2. Cell Phone – Sure, a cell phone is useful to call people but it is far more useful than that. When you don’t know your numbers in another language this is often the best way to communicate a price for something. Many sellers who normally work with tourists will have a calculator sitting by for the same purpose, but this isn’t always the case. Using your fingers also works nicely but when the exchange rate is something strange like 150 to one US dollar then its hard to know if two fingers is 200 or 2000.
3. Maps – Everyone is familiar with a map of the world. Having a set of maps (we’ve had this mini atlas with us the whole way) to show where you’re from, where you’ve been and where you’re going, is a great way to have a simple conversation. More valuable though, is to have some fairly local maps that are bilingual so that both you and a local can read it. When trying to buy a train ticket from Urumqui to Dunhuang, and you’re not pronouncing ‘Dun-who-ong’ with the proper tone, having that map at the ready is a huge help. We purchased a bilingual Chinese Atlas our first day in China for $3.
4. A Picture Dictionary – No, not an album, a book.
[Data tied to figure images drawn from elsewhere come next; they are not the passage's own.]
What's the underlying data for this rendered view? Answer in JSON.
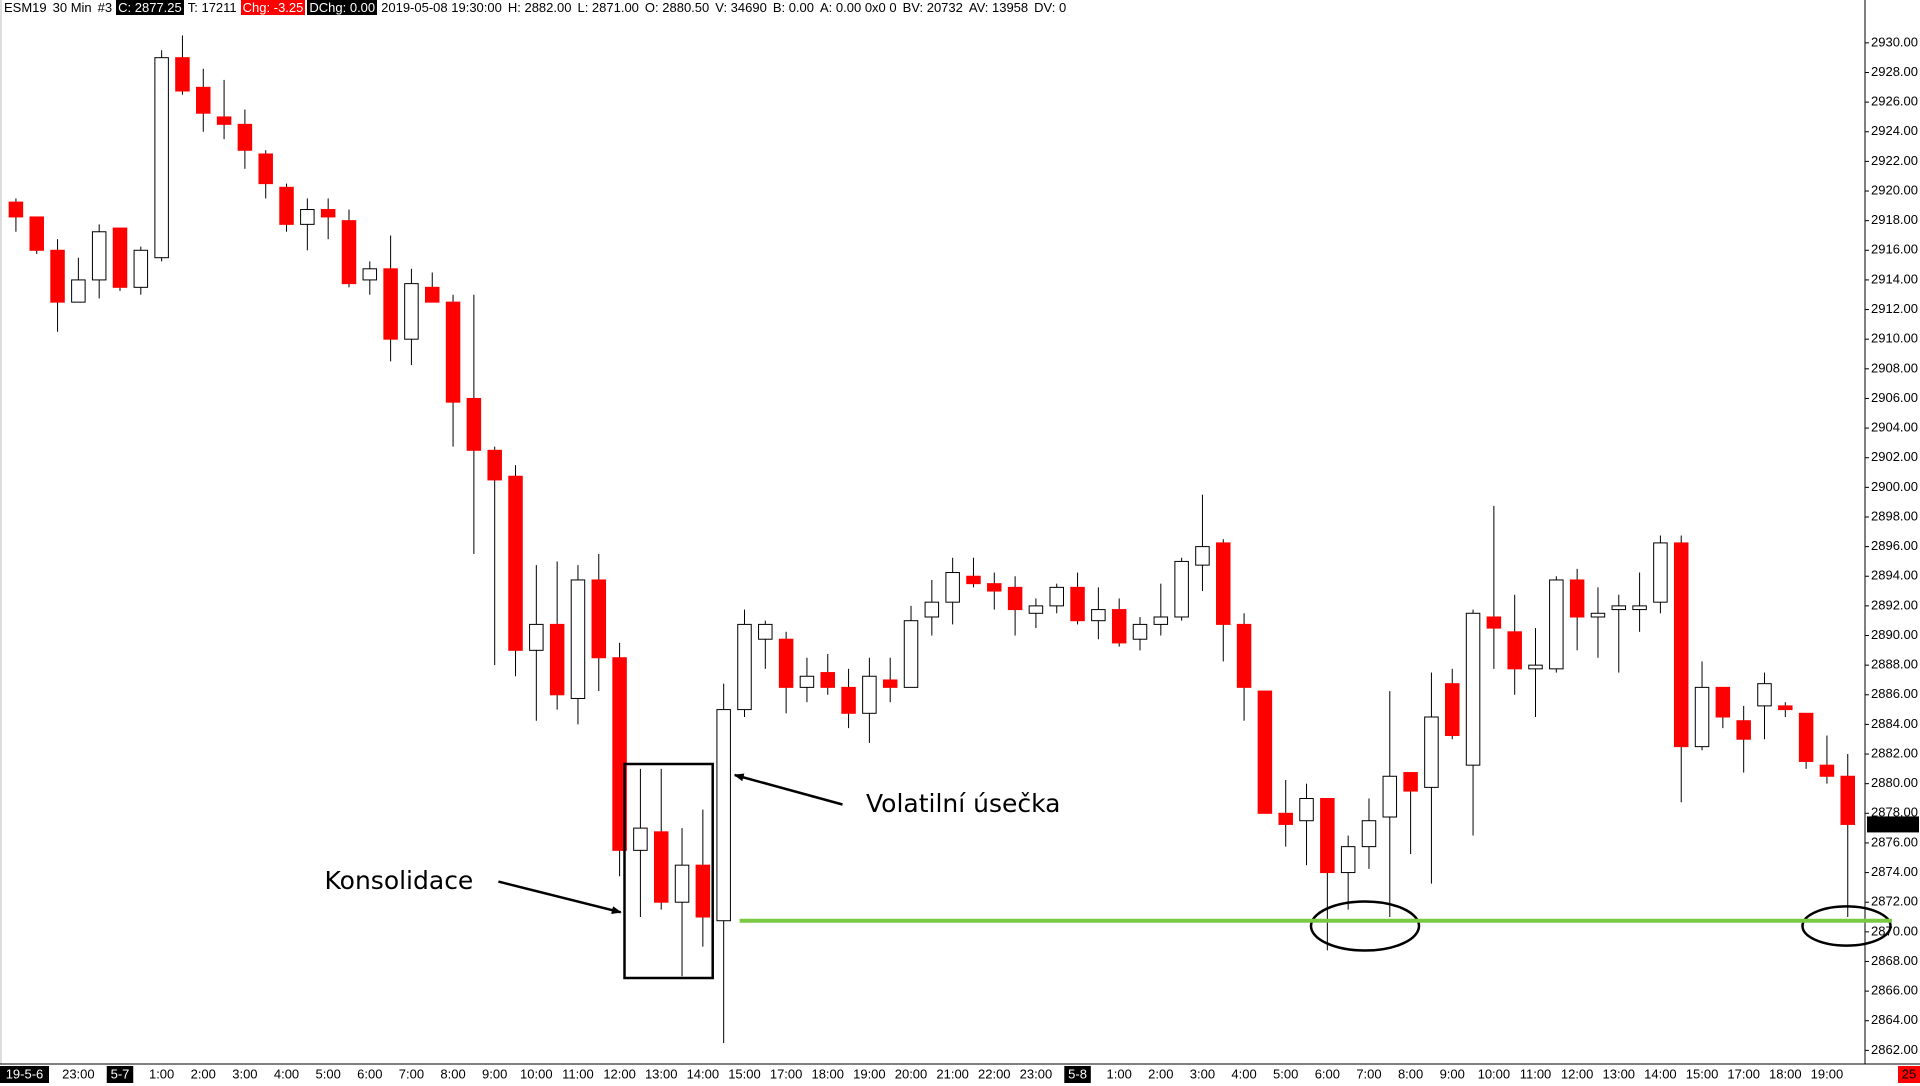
{
  "chart_data": {
    "type": "candlestick",
    "header": [
      {
        "text": "ESM19"
      },
      {
        "text": "30 Min"
      },
      {
        "text": "#3"
      },
      {
        "text": "C: 2877.25",
        "bg": "#000000"
      },
      {
        "text": "T: 17211"
      },
      {
        "text": "Chg: -3.25",
        "bg": "#ff0000"
      },
      {
        "text": "DChg: 0.00",
        "bg": "#000000"
      },
      {
        "text": "2019-05-08 19:30:00"
      },
      {
        "text": "H: 2882.00"
      },
      {
        "text": "L: 2871.00"
      },
      {
        "text": "O: 2880.50"
      },
      {
        "text": "V: 34690"
      },
      {
        "text": "B: 0.00"
      },
      {
        "text": "A: 0.00 0x0 0"
      },
      {
        "text": "BV: 20732"
      },
      {
        "text": "AV: 13958"
      },
      {
        "text": "DV: 0"
      }
    ],
    "categories": [
      "19-5-6",
      null,
      null,
      "23:00",
      null,
      "5-7",
      null,
      "1:00",
      null,
      "2:00",
      null,
      "3:00",
      null,
      "4:00",
      null,
      "5:00",
      null,
      "6:00",
      null,
      "7:00",
      null,
      "8:00",
      null,
      "9:00",
      null,
      "10:00",
      null,
      "11:00",
      null,
      "12:00",
      null,
      "13:00",
      null,
      "14:00",
      null,
      "15:00",
      null,
      "17:00",
      null,
      "18:00",
      null,
      "19:00",
      null,
      "20:00",
      null,
      "21:00",
      null,
      "22:00",
      null,
      "23:00",
      null,
      "5-8",
      null,
      "1:00",
      null,
      "2:00",
      null,
      "3:00",
      null,
      "4:00",
      null,
      "5:00",
      null,
      "6:00",
      null,
      "7:00",
      null,
      "8:00",
      null,
      "9:00",
      null,
      "10:00",
      null,
      "11:00",
      null,
      "12:00",
      null,
      "13:00",
      null,
      "14:00",
      null,
      "15:00",
      null,
      "17:00",
      null,
      "18:00",
      null,
      "19:00",
      null
    ],
    "open": [
      2919.25,
      2918.25,
      2916,
      2912.5,
      2914,
      2917.5,
      2913.5,
      2915.5,
      2929,
      2927,
      2925,
      2924.5,
      2922.5,
      2920.25,
      2917.75,
      2918.75,
      2918,
      2914,
      2914.75,
      2910,
      2913.5,
      2912.5,
      2906,
      2902.5,
      2900.75,
      2889,
      2890.75,
      2885.75,
      2893.75,
      2888.5,
      2875.5,
      2876.75,
      2872,
      2874.5,
      2870.75,
      2885,
      2889.75,
      2889.75,
      2886.5,
      2887.5,
      2886.5,
      2884.75,
      2887,
      2886.5,
      2891.25,
      2892.25,
      2894,
      2893.5,
      2893.25,
      2891.5,
      2892,
      2893.25,
      2891,
      2891.75,
      2889.75,
      2890.75,
      2891.25,
      2894.75,
      2896.25,
      2890.75,
      2886.25,
      2878,
      2877.5,
      2879,
      2874,
      2875.75,
      2877.75,
      2880.75,
      2879.75,
      2886.75,
      2881.25,
      2891.25,
      2890.25,
      2887.75,
      2887.75,
      2893.75,
      2891.25,
      2891.75,
      2891.75,
      2892.25,
      2896.25,
      2882.5,
      2886.5,
      2884.25,
      2885.25,
      2885.25,
      2884.75,
      2881.25,
      2880.5
    ],
    "high": [
      2919.5,
      2918.25,
      2916.75,
      2915.5,
      2917.75,
      2917.5,
      2916.25,
      2929.5,
      2930.5,
      2928.25,
      2927.5,
      2925.5,
      2922.75,
      2920.5,
      2919.5,
      2919.5,
      2918.75,
      2915.25,
      2917,
      2914.75,
      2914.5,
      2913,
      2913,
      2902.75,
      2901.5,
      2894.75,
      2895,
      2894.75,
      2895.5,
      2889.5,
      2881,
      2881,
      2877,
      2878.25,
      2886.75,
      2891.75,
      2891,
      2890.25,
      2888.5,
      2888.75,
      2887.75,
      2888.5,
      2888.5,
      2892,
      2893.75,
      2895.25,
      2895.25,
      2894.25,
      2894,
      2892.5,
      2893.5,
      2894.25,
      2893.25,
      2892.5,
      2891.25,
      2893.5,
      2895.25,
      2899.5,
      2896.5,
      2891.5,
      2886.25,
      2880.25,
      2880,
      2879,
      2876.5,
      2879,
      2886.25,
      2880.75,
      2887.5,
      2887.75,
      2891.75,
      2898.75,
      2892.75,
      2890.5,
      2894,
      2894.5,
      2893.25,
      2892.75,
      2894.25,
      2896.75,
      2896.75,
      2888.25,
      2886.5,
      2885.25,
      2887.5,
      2885.5,
      2884.75,
      2883.25,
      2882
    ],
    "low": [
      2917.25,
      2915.75,
      2910.5,
      2912.5,
      2912.75,
      2913.25,
      2913,
      2915.25,
      2926.5,
      2924,
      2923.5,
      2921.5,
      2919.5,
      2917.25,
      2916,
      2916.75,
      2913.5,
      2913,
      2908.5,
      2908.25,
      2912.5,
      2902.75,
      2895.5,
      2888,
      2887.25,
      2884.25,
      2885,
      2884,
      2886.25,
      2873.75,
      2871,
      2871.5,
      2867,
      2869,
      2862.5,
      2884.5,
      2887.75,
      2884.75,
      2885.5,
      2886,
      2883.75,
      2882.75,
      2885.5,
      2886.5,
      2890,
      2890.75,
      2893.25,
      2891.75,
      2890,
      2890.5,
      2891.5,
      2890.75,
      2889.75,
      2889.25,
      2889,
      2890,
      2891,
      2893,
      2888.25,
      2884.25,
      2878,
      2875.75,
      2874.5,
      2868.75,
      2871.5,
      2874.25,
      2871,
      2875.25,
      2873.25,
      2883,
      2876.5,
      2887.75,
      2886,
      2884.5,
      2887.5,
      2889,
      2888.5,
      2887.5,
      2890.25,
      2891.5,
      2878.75,
      2882.25,
      2883.75,
      2880.75,
      2883,
      2884.5,
      2881,
      2880,
      2871
    ],
    "close": [
      2918.25,
      2916,
      2912.5,
      2914,
      2917.25,
      2913.5,
      2916,
      2929,
      2926.75,
      2925.25,
      2924.5,
      2922.75,
      2920.5,
      2917.75,
      2918.75,
      2918.25,
      2913.75,
      2914.75,
      2910,
      2913.75,
      2912.5,
      2905.75,
      2902.5,
      2900.5,
      2889,
      2890.75,
      2886,
      2893.75,
      2888.5,
      2875.5,
      2877,
      2872,
      2874.5,
      2871,
      2885,
      2890.75,
      2890.75,
      2886.5,
      2887.25,
      2886.5,
      2884.75,
      2887.25,
      2886.5,
      2891,
      2892.25,
      2894.25,
      2893.5,
      2893,
      2891.75,
      2892,
      2893.25,
      2891,
      2891.75,
      2889.5,
      2890.75,
      2891.25,
      2895,
      2896,
      2890.75,
      2886.5,
      2878,
      2877.25,
      2879,
      2874,
      2875.75,
      2877.5,
      2880.5,
      2879.5,
      2884.5,
      2883.25,
      2891.5,
      2890.5,
      2887.75,
      2888,
      2893.75,
      2891.25,
      2891.5,
      2892,
      2892,
      2896.25,
      2882.5,
      2886.5,
      2884.5,
      2883,
      2886.75,
      2885,
      2881.5,
      2880.5,
      2877.25
    ],
    "up_color": "#ffffff",
    "down_color": "#ff0000",
    "ylim": [
      2861,
      2933
    ],
    "yticks": [
      {
        "value": 2862,
        "label": "2862.00"
      },
      {
        "value": 2864,
        "label": "2864.00"
      },
      {
        "value": 2866,
        "label": "2866.00"
      },
      {
        "value": 2868,
        "label": "2868.00"
      },
      {
        "value": 2870,
        "label": "2870.00"
      },
      {
        "value": 2872,
        "label": "2872.00"
      },
      {
        "value": 2874,
        "label": "2874.00"
      },
      {
        "value": 2876,
        "label": "2876.00"
      },
      {
        "value": 2878,
        "label": "2878.00"
      },
      {
        "value": 2880,
        "label": "2880.00"
      },
      {
        "value": 2882,
        "label": "2882.00"
      },
      {
        "value": 2884,
        "label": "2884.00"
      },
      {
        "value": 2886,
        "label": "2886.00"
      },
      {
        "value": 2888,
        "label": "2888.00"
      },
      {
        "value": 2890,
        "label": "2890.00"
      },
      {
        "value": 2892,
        "label": "2892.00"
      },
      {
        "value": 2894,
        "label": "2894.00"
      },
      {
        "value": 2896,
        "label": "2896.00"
      },
      {
        "value": 2898,
        "label": "2898.00"
      },
      {
        "value": 2900,
        "label": "2900.00"
      },
      {
        "value": 2902,
        "label": "2902.00"
      },
      {
        "value": 2904,
        "label": "2904.00"
      },
      {
        "value": 2906,
        "label": "2906.00"
      },
      {
        "value": 2908,
        "label": "2908.00"
      },
      {
        "value": 2910,
        "label": "2910.00"
      },
      {
        "value": 2912,
        "label": "2912.00"
      },
      {
        "value": 2914,
        "label": "2914.00"
      },
      {
        "value": 2916,
        "label": "2916.00"
      },
      {
        "value": 2918,
        "label": "2918.00"
      },
      {
        "value": 2920,
        "label": "2920.00"
      },
      {
        "value": 2922,
        "label": "2922.00"
      },
      {
        "value": 2924,
        "label": "2924.00"
      },
      {
        "value": 2926,
        "label": "2926.00"
      },
      {
        "value": 2928,
        "label": "2928.00"
      },
      {
        "value": 2930,
        "label": "2930.00"
      }
    ],
    "support_line": {
      "value": 2870.75,
      "color": "#7ac943"
    },
    "time_marker_label": "25",
    "annotations": [
      "Konsolidace",
      "Volatilní úsečka"
    ]
  }
}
This is probably our best friend when we’re struggling with all our other methods. We usually use the Point It book which has a lot of photos of things you might need to purchase or use. It has a few different varieties of seats and beds for trains, a picture of a few planes and boats, all kinds of meats and produce and even a diagram of a cow to help you get the cut of meat you want, to avoid ordering intestine. There are colors, computers, iPods, different denominations of several currencies, and even few different types of toilets. We carry a second picture book filled mostly with icons, one clearly shows snakebite while another demonstrates vomiting quite elegantly.
5. A Photo Album – Yes, this too. We actually tried to put together a mini-album before we left but ran out of time. Instead, we now have a ton of photos loaded onto our iTouch which allow us to share photos of our travels as well as photos of our family and friends from home.
6. Business Cards – Not our idea but it’s a great one nonetheless. We made some $5 cards before we left home and haven’t run out yet. They have our photo on them so that people can remember who we actually are. We’ve received emails from people we met 6 months back who lost and then found our cards. People all over the world give these out and its a quick way of exchanging information when you’re running to catch a bus.
7. Digital Camera – This is a much more valuable tool than just taking photos. Want to tell a taxi to take you back to your hostel but can’t tell him the exact street its on, take a photo of a nearby landmark. Afraid of getting lost in a Turkish Bazaar, just take a photo of the entrance you use as you walk in and when its time to go, show it to as many people as you need until you find it again. Works to name street signs or even subway stations when they are are written in ‘squiggly’ rather than Latin characters.
8. Charades – We are better at this than you can imagine. The problem is that it has become a language onto ourselves that we speak fairly fluently but no one else does. No wonder the locals are staring at us. We’ve just made the sign for X when we mean Y. Nonetheless, we’ve learned to be very creative with how we contort our hands and bodies to make signals at people.
9. Pen & Paper – You’d be surprised how much easier pictionary is than charades. Just trust us on this one and keep a pen with you. It’s hugely useful at all kinds of random moments.
10. Patience – This should be obvious but it is easy to forget as you’re flailing your arms at a bunch of confused faces. Of course your trying to say ‘fire’ but they just think you think you’re a bird. Remember you’re in their country and they don’t need another language to go about their daily business.